MOSCOW, June 19 (Itar-Tass) — The Russian State Duma lower parliament house on Tuesday received a request from the Russian Investigations Committee to sanction a probe against Communist lawmaker Vladimir Bessonov on charges of using force against police officers during an unauthorized rally in Rostov-on-Don on December 2, 2011, a source in the lower parliament house told Itar-Tass.

In line with the regulations, the State Duma has a week to consider the Investigations Committee’s request.

The Investigations Committee asks the State Duma to give a consent to open a criminal case against Bessonov, in other words, to strip him of his immunity.

According to Vladimir Markin, the spokesman for the Committee, police officers filed a motion with the Investigations Committee’s Rostov region administration against Bessonov to hold him responsible for incurring bodily injuries during the unauthorized rally.

According to the results of a pre-investigation check, on December 2, 2011, Bessonov organized an unsanctioned rally in a square in front of the residence of the Russian president’s plenipotentiary envoy in the Southern federal district in Rostov-on-Don. More than 100 people took part in the rally.

After the organizers refused to stop the action, the police tried to switch off the loudspeaker equipment. “Bessonov and some other unidentified protesters delivered blows on police officers and tore their uniforms,” Markin said.

Meanwhile, Ivan Melnikov, the first deputy secretary of the Communist Party’s central committee and a deputy speaker of the State Duma, said that the Investigations Committee’s motion was politically-motivated. “It looks like somebody is itching to teach the Communist Party a lesson for its negative reaction to the police reform and the new law on mass actions,” he told Itar-Tass.
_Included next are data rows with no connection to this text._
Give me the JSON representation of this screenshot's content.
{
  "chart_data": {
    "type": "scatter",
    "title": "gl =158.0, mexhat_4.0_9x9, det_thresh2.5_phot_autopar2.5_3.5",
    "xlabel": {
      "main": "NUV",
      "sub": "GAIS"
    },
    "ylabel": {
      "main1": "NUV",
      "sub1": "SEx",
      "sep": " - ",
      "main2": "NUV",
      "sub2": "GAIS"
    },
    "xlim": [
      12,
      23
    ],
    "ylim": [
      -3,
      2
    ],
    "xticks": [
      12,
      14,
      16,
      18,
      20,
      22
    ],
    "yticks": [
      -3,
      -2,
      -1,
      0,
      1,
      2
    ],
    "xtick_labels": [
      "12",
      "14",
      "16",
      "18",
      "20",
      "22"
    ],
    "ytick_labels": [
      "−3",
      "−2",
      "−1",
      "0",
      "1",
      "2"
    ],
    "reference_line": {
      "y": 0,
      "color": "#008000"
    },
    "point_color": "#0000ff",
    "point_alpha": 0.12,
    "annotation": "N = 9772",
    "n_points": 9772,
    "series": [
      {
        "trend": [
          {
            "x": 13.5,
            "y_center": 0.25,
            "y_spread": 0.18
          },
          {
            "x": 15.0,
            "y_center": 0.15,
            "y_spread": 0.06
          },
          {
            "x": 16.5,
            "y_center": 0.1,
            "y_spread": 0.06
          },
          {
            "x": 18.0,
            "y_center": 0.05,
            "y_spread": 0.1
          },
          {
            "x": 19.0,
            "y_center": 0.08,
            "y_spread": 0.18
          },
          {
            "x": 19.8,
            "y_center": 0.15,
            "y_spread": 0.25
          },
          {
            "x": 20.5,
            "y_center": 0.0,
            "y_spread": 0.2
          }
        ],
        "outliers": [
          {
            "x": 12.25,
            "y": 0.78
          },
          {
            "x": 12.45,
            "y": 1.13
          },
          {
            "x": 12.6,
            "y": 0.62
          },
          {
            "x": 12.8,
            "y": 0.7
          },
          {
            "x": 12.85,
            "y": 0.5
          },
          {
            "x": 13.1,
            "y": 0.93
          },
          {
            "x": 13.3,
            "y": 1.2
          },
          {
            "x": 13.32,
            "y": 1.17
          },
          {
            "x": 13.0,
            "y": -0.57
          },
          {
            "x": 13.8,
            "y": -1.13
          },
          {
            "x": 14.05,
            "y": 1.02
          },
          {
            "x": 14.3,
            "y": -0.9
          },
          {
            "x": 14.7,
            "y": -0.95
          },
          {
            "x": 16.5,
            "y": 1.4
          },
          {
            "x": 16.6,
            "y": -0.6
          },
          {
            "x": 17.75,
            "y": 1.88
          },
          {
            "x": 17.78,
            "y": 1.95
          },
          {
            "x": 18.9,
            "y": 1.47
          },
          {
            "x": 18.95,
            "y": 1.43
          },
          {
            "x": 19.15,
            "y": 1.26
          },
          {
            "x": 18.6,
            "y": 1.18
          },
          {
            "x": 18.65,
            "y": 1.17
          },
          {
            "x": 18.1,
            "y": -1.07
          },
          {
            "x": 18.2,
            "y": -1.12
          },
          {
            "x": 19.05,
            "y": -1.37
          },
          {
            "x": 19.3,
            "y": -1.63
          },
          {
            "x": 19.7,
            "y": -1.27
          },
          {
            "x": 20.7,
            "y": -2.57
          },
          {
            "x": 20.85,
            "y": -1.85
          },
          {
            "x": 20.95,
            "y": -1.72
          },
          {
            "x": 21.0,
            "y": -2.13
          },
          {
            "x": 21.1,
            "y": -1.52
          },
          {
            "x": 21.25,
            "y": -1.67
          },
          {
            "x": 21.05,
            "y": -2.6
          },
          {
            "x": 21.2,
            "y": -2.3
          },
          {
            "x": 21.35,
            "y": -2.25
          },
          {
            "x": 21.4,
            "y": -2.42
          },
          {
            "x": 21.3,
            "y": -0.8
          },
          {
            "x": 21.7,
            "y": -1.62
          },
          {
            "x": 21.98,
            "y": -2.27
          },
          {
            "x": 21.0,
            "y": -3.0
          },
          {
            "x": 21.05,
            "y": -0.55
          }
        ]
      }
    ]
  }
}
In his words, it looks rather strange that the Investigations Committee has raised the issue now, some six months after the Rostov-on-Don rally. He pledged that the Communist faction would spare no effort to support their colleague. “As concerns the discussion at the Duma, I have a strong feeling that support to the Communist Party will come not only from the A Just Russia and the Liberal Democratic Party’s factions, but also from United Russia, if they weigh all pros and contras,” Melnikov said. “If they don’t, the United Russia faction will support the Investigations Committee. But still I hope for the former option.”

Another deputy speaker of the Duma and the head of the United Russia faction, Andrei Vorobyov on Tuesday said that Russian laws and the Constitution provide for the procedures of depriving a lawmaker of his or her immunity to open a criminal case against him or her. “Party identification does not matter. All are equal before the law,” he said. “In case law enforcers send such a request, their evidence should be perfectly grounded.”